ADP national employment report
Private-sector employment fell by 20,236,000 in April, after 149,000 were lost in March, ADP reported. That was an upward revision from the 27,000 jobs it first estimated were lost in March.

Economists polled by IFR Markets expected 20 million jobs to be lost in April.

The decline topped the previous record of "834,665 in February 2009 during the Great Recession," said Scott Anderson, chief economist at Bank of the West. “Nearly 80% of the job losses were in service industries most directly impacted by the rapid closure of all non-essential businesses. Job losses occurred in most industries with the largest declines in leisure & hospitality, trade, transportation & utilities and construction," he said. "This is just a preview of the ugly numbers we expect from Friday’s official BLS jobs report.”

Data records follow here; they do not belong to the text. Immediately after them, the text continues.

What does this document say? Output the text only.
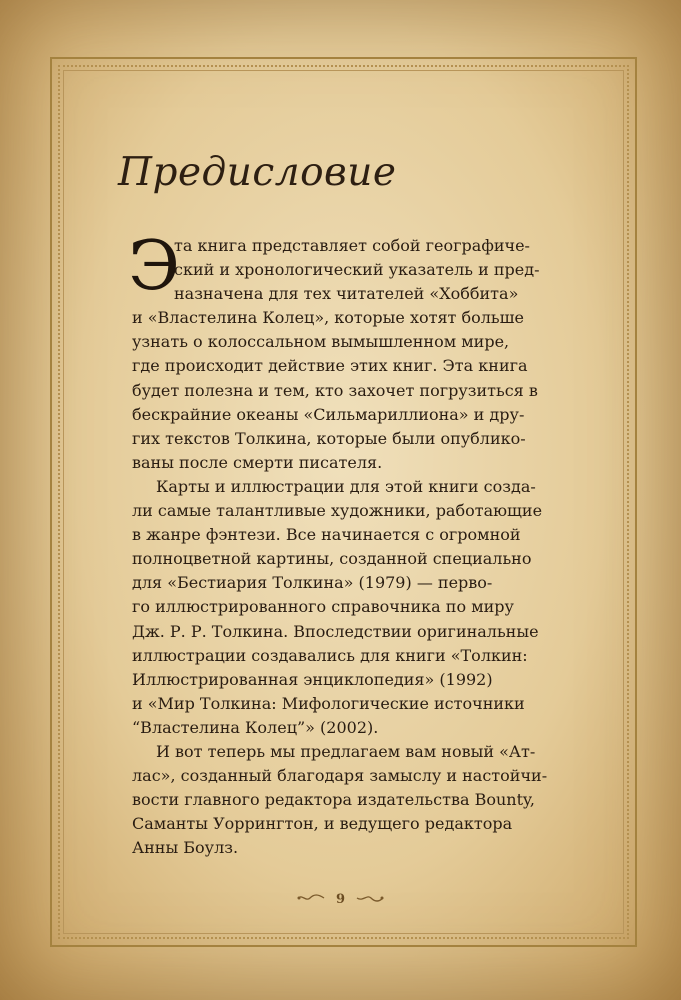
Предисловие
Э
та книга представляет собой географиче-
ский и хронологический указатель и пред-
назначена для тех читателей «Хоббита»
и «Властелина Колец», которые хотят больше
узнать о колоссальном вымышленном мире,
где происходит действие этих книг. Эта книга
будет полезна и тем, кто захочет погрузиться в
бескрайние океаны «Сильмариллиона» и дру-
гих текстов Толкина, которые были опублико-
ваны после смерти писателя.
Карты и иллюстрации для этой книги созда-
ли самые талантливые художники, работающие
в жанре фэнтези. Все начинается с огромной
полноцветной картины, созданной специально
для «Бестиария Толкина» (1979) — перво-
го иллюстрированного справочника по миру
Дж. Р. Р. Толкина. Впоследствии оригинальные
иллюстрации создавались для книги «Толкин:
Иллюстрированная энциклопедия» (1992)
и «Мир Толкина: Мифологические источники
“Властелина Колец”» (2002).
И вот теперь мы предлагаем вам новый «Ат-
лас», созданный благодаря замыслу и настойчи-
вости главного редактора издательства Bounty,
Саманты Уоррингтон, и ведущего редактора
Анны Боулз.
9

“Job losses of this scale are unprecedented and the total number of job losses for the month of April alone was more than double the total jobs lost during the Great Recession,” said Ahu Yildirmaz, co-head of the ADP Research Institute.

"Ironically, the massive jobs loss is good news in that it is a reflection of how serious we have become in limiting the death of Americans and saving the country from completely overwhelming and eventually decimating the healthcare system," said Bryce Doty, senior vice president and senior portfolio manager at Sit Fixed Income. "As investors, we see this Friday’s employment report, which will show a job loss of 21 million people, as marking the bottom for terrible economic news."

He also commented on the Treasury's plans to borrow almost $3 trillion this quarter, including $20 billion of 20-year bonds. "We need to hear the Fed’s announcement of how many of the Treasury bonds they intend to buy," Doty said. "Investors won’t swallow $3 trillion of Treasury bonds at current yields but I can’t imagine the Fed will tolerate higher yields."